Les langues régionales comme bouc émissaire
Patrick Sauzet a réagi à l'article de Daniel Lefeuvre, Langues régionales et identité nationale, paru dans le Figaro le 30 juin et sur le site Observatoire du communautarisme, puis reproduit plusieurs fois sur les blogs (soi-disant) républicains. Cette réaction était destinée au Figaro, qui ne l'a pas publiée. Je le dis et je répète, le "débat" sur les langues régionales reste largement confisqué par leurs opposants, qui dominent dans les médias nationaux.
Scapegoat, Vero Cristalli
Les langues régionales
comme bouc émissaire
L'article de mon collègue Daniel Lefeuvre
est une belle anthologie de préjugés linguistiques et je ne manquerai pas de le
faire analyser à ce titre par mes étudiants.

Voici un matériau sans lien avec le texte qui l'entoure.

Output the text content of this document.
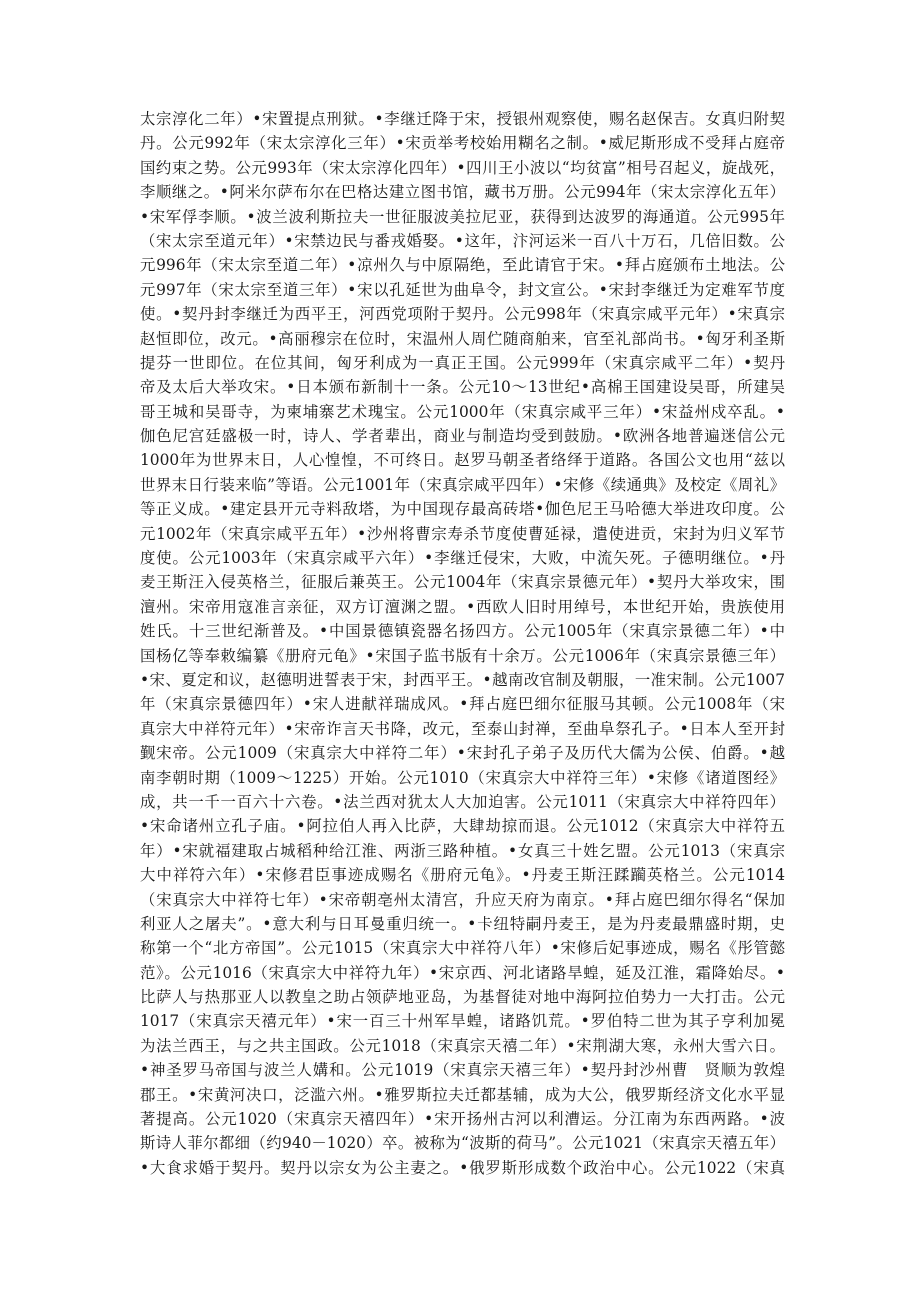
太宗淳化二年）•宋置提点刑狱。•李继迁降于宋，授银州观察使，赐名赵保吉。女真归附契
丹。公元992年（宋太宗淳化三年）•宋贡举考校始用糊名之制。•威尼斯形成不受拜占庭帝
国约束之势。公元993年（宋太宗淳化四年）•四川王小波以“均贫富”相号召起义，旋战死，
李顺继之。•阿米尔萨布尔在巴格达建立图书馆，藏书万册。公元994年（宋太宗淳化五年）
•宋军俘李顺。•波兰波利斯拉夫一世征服波美拉尼亚，获得到达波罗的海通道。公元995年
（宋太宗至道元年）•宋禁边民与番戎婚娶。•这年，汴河运米一百八十万石，几倍旧数。公
元996年（宋太宗至道二年）•凉州久与中原隔绝，至此请官于宋。•拜占庭颁布土地法。公
元997年（宋太宗至道三年）•宋以孔延世为曲阜令，封文宣公。•宋封李继迁为定难军节度
使。•契丹封李继迁为西平王，河西党项附于契丹。公元998年（宋真宗咸平元年）•宋真宗
赵恒即位，改元。•高丽穆宗在位时，宋温州人周伫随商舶来，官至礼部尚书。•匈牙利圣斯
提芬一世即位。在位其间，匈牙利成为一真正王国。公元999年（宋真宗咸平二年）•契丹
帝及太后大举攻宋。•日本颁布新制十一条。公元10～13世纪•高棉王国建设吴哥，所建吴
哥王城和吴哥寺，为柬埔寨艺术瑰宝。公元1000年（宋真宗咸平三年）•宋益州戍卒乱。•
伽色尼宫廷盛极一时，诗人、学者辈出，商业与制造均受到鼓励。•欧洲各地普遍迷信公元
1000年为世界末日，人心惶惶，不可终日。赵罗马朝圣者络绎于道路。各国公文也用“兹以
世界末日行装来临”等语。公元1001年（宋真宗咸平四年）•宋修《续通典》及校定《周礼》
等正义成。•建定县开元寺料敌塔，为中国现存最高砖塔•伽色尼王马哈德大举进攻印度。公
元1002年（宋真宗咸平五年）•沙州将曹宗寿杀节度使曹延禄，遣使进贡，宋封为归义军节
度使。公元1003年（宋真宗咸平六年）•李继迁侵宋，大败，中流矢死。子德明继位。•丹
麦王斯汪入侵英格兰，征服后兼英王。公元1004年（宋真宗景德元年）•契丹大举攻宋，围
澶州。宋帝用寇准言亲征，双方订澶渊之盟。•西欧人旧时用绰号，本世纪开始，贵族使用
姓氏。十三世纪渐普及。•中国景德镇瓷器名扬四方。公元1005年（宋真宗景德二年）•中
国杨亿等奉敕编纂《册府元龟》•宋国子监书版有十余万。公元1006年（宋真宗景德三年）
•宋、夏定和议，赵德明进誓表于宋，封西平王。•越南改官制及朝服，一准宋制。公元1007
年（宋真宗景德四年）•宋人进献祥瑞成风。•拜占庭巴细尔征服马其顿。公元1008年（宋
真宗大中祥符元年）•宋帝诈言天书降，改元，至泰山封禅，至曲阜祭孔子。•日本人至开封
觐宋帝。公元1009（宋真宗大中祥符二年）•宋封孔子弟子及历代大儒为公侯、伯爵。•越
南李朝时期（1009～1225）开始。公元1010（宋真宗大中祥符三年）•宋修《诸道图经》
成，共一千一百六十六卷。•法兰西对犹太人大加迫害。公元1011（宋真宗大中祥符四年）
•宋命诸州立孔子庙。•阿拉伯人再入比萨，大肆劫掠而退。公元1012（宋真宗大中祥符五
年）•宋就福建取占城稻种给江淮、两浙三路种植。•女真三十姓乞盟。公元1013（宋真宗
大中祥符六年）•宋修君臣事迹成赐名《册府元龟》。•丹麦王斯汪蹂躏英格兰。公元1014
（宋真宗大中祥符七年）•宋帝朝亳州太清宫，升应天府为南京。•拜占庭巴细尔得名“保加
利亚人之屠夫”。•意大利与日耳曼重归统一。•卡纽特嗣丹麦王，是为丹麦最鼎盛时期，史
称第一个“北方帝国”。公元1015（宋真宗大中祥符八年）•宋修后妃事迹成，赐名《彤管懿
范》。公元1016（宋真宗大中祥符九年）•宋京西、河北诸路旱蝗，延及江淮，霜降始尽。•
比萨人与热那亚人以教皇之助占领萨地亚岛，为基督徒对地中海阿拉伯势力一大打击。公元
1017（宋真宗天禧元年）•宋一百三十州军旱蝗，诸路饥荒。•罗伯特二世为其子亨利加冕
为法兰西王，与之共主国政。公元1018（宋真宗天禧二年）•宋荆湖大寒，永州大雪六日。
•神圣罗马帝国与波兰人媾和。公元1019（宋真宗天禧三年）•契丹封沙州曹　贤顺为敦煌
郡王。•宋黄河决口，泛滥六州。•雅罗斯拉夫迁都基辅，成为大公，俄罗斯经济文化水平显
著提高。公元1020（宋真宗天禧四年）•宋开扬州古河以利漕运。分江南为东西两路。•波
斯诗人菲尔都细（约940－1020）卒。被称为“波斯的荷马”。公元1021（宋真宗天禧五年）
•大食求婚于契丹。契丹以宗女为公主妻之。•俄罗斯形成数个政治中心。公元1022（宋真
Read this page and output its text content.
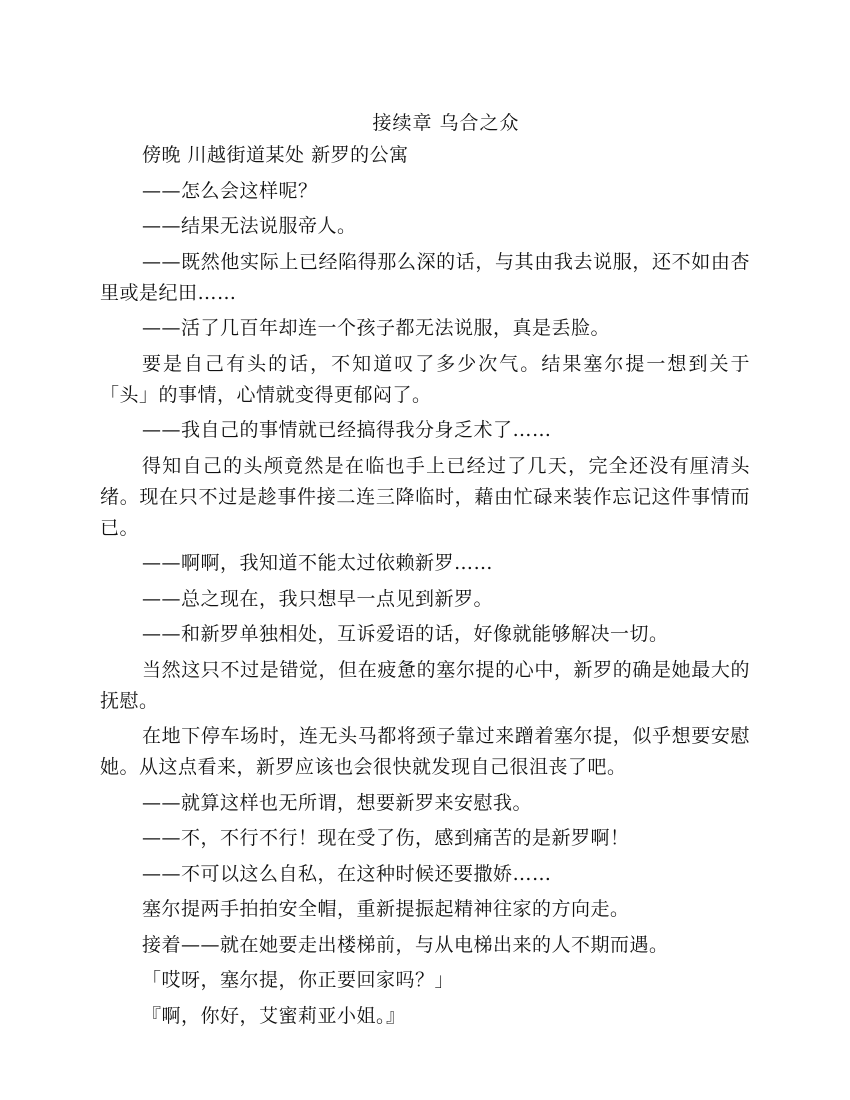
接续章 乌合之众

傍晚 川越街道某处 新罗的公寓

——怎么会这样呢？

——结果无法说服帝人。

——既然他实际上已经陷得那么深的话，与其由我去说服，还不如由杏里或是纪田……

——活了几百年却连一个孩子都无法说服，真是丢脸。

要是自己有头的话，不知道叹了多少次气。结果塞尔提一想到关于「头」的事情，心情就变得更郁闷了。

——我自己的事情就已经搞得我分身乏术了……

得知自己的头颅竟然是在临也手上已经过了几天，完全还没有厘清头绪。现在只不过是趁事件接二连三降临时，藉由忙碌来装作忘记这件事情而已。

——啊啊，我知道不能太过依赖新罗……

——总之现在，我只想早一点见到新罗。

——和新罗单独相处，互诉爱语的话，好像就能够解决一切。

当然这只不过是错觉，但在疲惫的塞尔提的心中，新罗的确是她最大的抚慰。

在地下停车场时，连无头马都将颈子靠过来蹭着塞尔提，似乎想要安慰她。从这点看来，新罗应该也会很快就发现自己很沮丧了吧。

——就算这样也无所谓，想要新罗来安慰我。

——不，不行不行！现在受了伤，感到痛苦的是新罗啊！

——不可以这么自私，在这种时候还要撒娇……

塞尔提两手拍拍安全帽，重新提振起精神往家的方向走。

接着——就在她要走出楼梯前，与从电梯出来的人不期而遇。

「哎呀，塞尔提，你正要回家吗？」

『啊，你好，艾蜜莉亚小姐。』
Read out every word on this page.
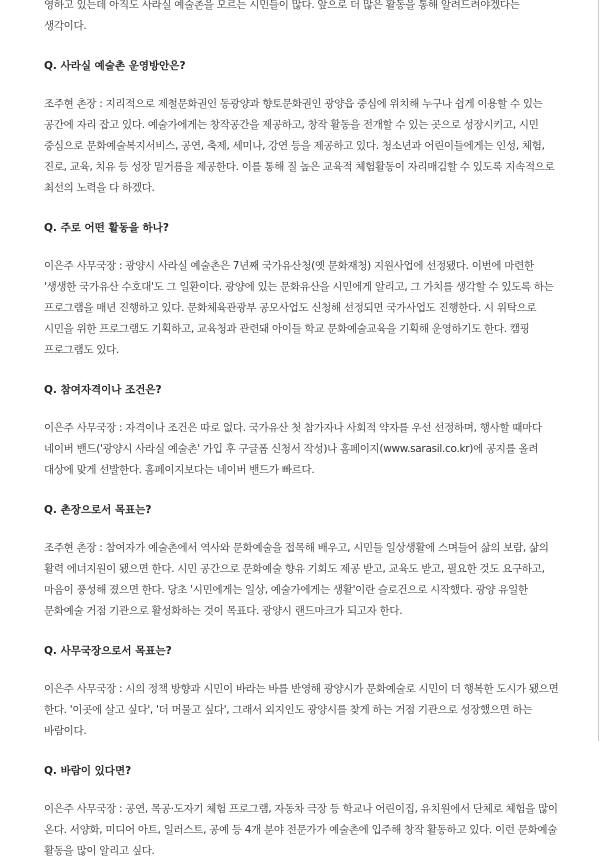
영하고 있는데 아직도 사라실 예술촌을 모르는 시민들이 많다. 앞으로 더 많은 활동을 통해 알려드려야겠다는 생각이다.

Q. 사라실 예술촌 운영방안은?

조주현 촌장 : 지리적으로 제철문화권인 동광양과 향토문화권인 광양읍 중심에 위치해 누구나 쉽게 이용할 수 있는 공간에 자리 잡고 있다. 예술가에게는 창작공간을 제공하고, 창작 활동을 전개할 수 있는 곳으로 성장시키고, 시민 중심으로 문화예술복지서비스, 공연, 축제, 세미나, 강연 등을 제공하고 있다. 청소년과 어린이들에게는 인성, 체험, 진로, 교육, 치유 등 성장 밑거름을 제공한다. 이를 통해 질 높은 교육적 체험활동이 자리매김할 수 있도록 지속적으로 최선의 노력을 다 하겠다.

Q. 주로 어떤 활동을 하나?

이은주 사무국장 : 광양시 사라실 예술촌은 7년째 국가유산청(옛 문화재청) 지원사업에 선정됐다. 이번에 마련한 '생생한 국가유산 수호대'도 그 일환이다. 광양에 있는 문화유산을 시민에게 알리고, 그 가치를 생각할 수 있도록 하는 프로그램을 매년 진행하고 있다. 문화체육관광부 공모사업도 신청해 선정되면 국가사업도 진행한다. 시 위탁으로 시민을 위한 프로그램도 기획하고, 교육청과 관련돼 아이들 학교 문화예술교육을 기획해 운영하기도 한다. 캠핑 프로그램도 있다.

Q. 참여자격이나 조건은?

이은주 사무국장 : 자격이나 조건은 따로 없다. 국가유산 첫 참가자나 사회적 약자를 우선 선정하며, 행사할 때마다 네이버 밴드('광양시 사라실 예술촌' 가입 후 구글폼 신청서 작성)나 홈페이지(www.sarasil.co.kr)에 공지를 올려 대상에 맞게 선발한다. 홈페이지보다는 네이버 밴드가 빠르다.

Q. 촌장으로서 목표는?

조주현 촌장 : 참여자가 예술촌에서 역사와 문화예술을 접목해 배우고, 시민들 일상생활에 스며들어 삶의 보람, 삶의 활력 에너지원이 됐으면 한다. 시민 공간으로 문화예술 향유 기회도 제공 받고, 교육도 받고, 필요한 것도 요구하고, 마음이 풍성해 졌으면 한다. 당초 '시민에게는 일상, 예술가에게는 생활'이란 슬로건으로 시작했다. 광양 유일한 문화예술 거점 기관으로 활성화하는 것이 목표다. 광양시 랜드마크가 되고자 한다.

Q. 사무국장으로서 목표는?

이은주 사무국장 : 시의 정책 방향과 시민이 바라는 바를 반영해 광양시가 문화예술로 시민이 더 행복한 도시가 됐으면 한다. '이곳에 살고 싶다', '더 머물고 싶다', 그래서 외지인도 광양시를 찾게 하는 거점 기관으로 성장했으면 하는 바람이다.

Q. 바람이 있다면?

이은주 사무국장 : 공연, 목공·도자기 체험 프로그램, 자동차 극장 등 학교나 어린이집, 유치원에서 단체로 체험을 많이 온다. 서양화, 미디어 아트, 일러스트, 공예 등 4개 분야 전문가가 예술촌에 입주해 창작 활동하고 있다. 이런 문화예술 활동을 많이 알리고 싶다.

Tous d'abord les insinuations : de la
"filiation d'un arrêté vichyste" qui ouvre le texte jusqu'aux "Volksgruppen" qui
le concluent. Daniel Lefeuvre ne dit pas les défenseurs des langues régionales
sont le parti de l'étranger ou les complices d'un complot nazi, mais le laisse
entendre.
Par ailleurs, par un tour de passe passe
extraordinaire (mais hélas bien banal !) il nous dit les langues régionales se
portent bien (pensez! près 400 000 élèves les étudient) alors que c’est bien le
français, lui, qui est menacé ! Avec 400 000 élèves en effectifs cumulés dont
certains ne suivent qu'une légère sensibilisation, sur 12 millions d'enfants
scolarisés, les langues régionales se portent bien, alors que le français, une
des quatre ou cinqs langues dominantes à l'échelle mondiale serait menacé. Comme le personnage de Sempé qui humilié par
son patron se venge sur son chien, certains défenseurs proclamés du français
veulent faire payer aux langues régionales leur incapacité à tenir des positions
internationales. Tout cela n’a aucun rapport. Comme n’a aucun rapport le recul
des études classiques, qui n’est pas spécifiquement français et n’est pas plus
fort que je sache en Bretagne ou en Pays d’Oc que dans la Brie ou l’Orléanais
!
Je trouve par ailleurs assez étonnante la
mobilisation du latin et du grec à l’appui de l’identité nationale. S’il y a
bien dans la culture européenne (et au-delà) un élément salutaire de dépassement
des crispations nationales et nationalistes, c’est bien, avec la référence
chrétienne, la culture antique. Le latin et le grec ancien sont un patrimoine
commun à un Letton et à un Portugais, à un Français et à un
Allemand.
Quand Daniel Lefeuvre évoque la culture,
c’est sans suspicion ni arrière-pensée qu’il l’associe aux langues classiques et
au français, mais pour les langues régionales la culture ne saurait selon lui
être que prétexte dissimulant des visées de régression ethnique.
La culture occitane, pour parler de celle
que je pratique, transmets et enseigne, porte une des premières littératures
d’Europe, par l’âge et l’importance. Elle est à ce titre plus présente dans les
universités européennes ou américaines que dans les universités françaises,
hélas.
Si l’on oublie les mythes et les phantasmes
que nourrit Daniel Lefeuvre, il reste des cultures, Occitane, Basque, Bretone,
Catalane, qui avec les cultures antiques et les cultures nationales dominantes
font partie du patrimoine culturel de l’Europe et de l’humanité. Et il est clair
que les langues qui portent ces cultures sont gravement menacées en France (que
Daniel Lefeuvre se réfère aux études de l’INED sur la question). Ce n’est pas
une vague initiation qui suffira à les faire vivre, mais il faut pour cela un
plan vigoureux d’enseignement généralisé , de présence dans les médias et de
soutien public. L’affirmation par la Constitution qu’elles sont un « patrimoine
» est le rappel bien modeste d’une évidence, mais peut aider à légitimer ce
nécessaire soutien public par l’État comme par les collectivités
locales.
Le rappel de la diversité patrimoniale des langues en France me paraît enfin éminemment « républicain » n’en déplaise à Daniel Lefeuvre. La république est un principe politique et non ethnique. Elle doit donc s’accommoder de la diversité linguistique, sauf à admettre que l’affirmation républicaine n’est que le masque de la réduction des différences. Et c’est, sur la base partagée des principes démocratiques, la même unité politique dans la diversité culturelle qu’il faut aujourd’hui construire à l’échelle européenne.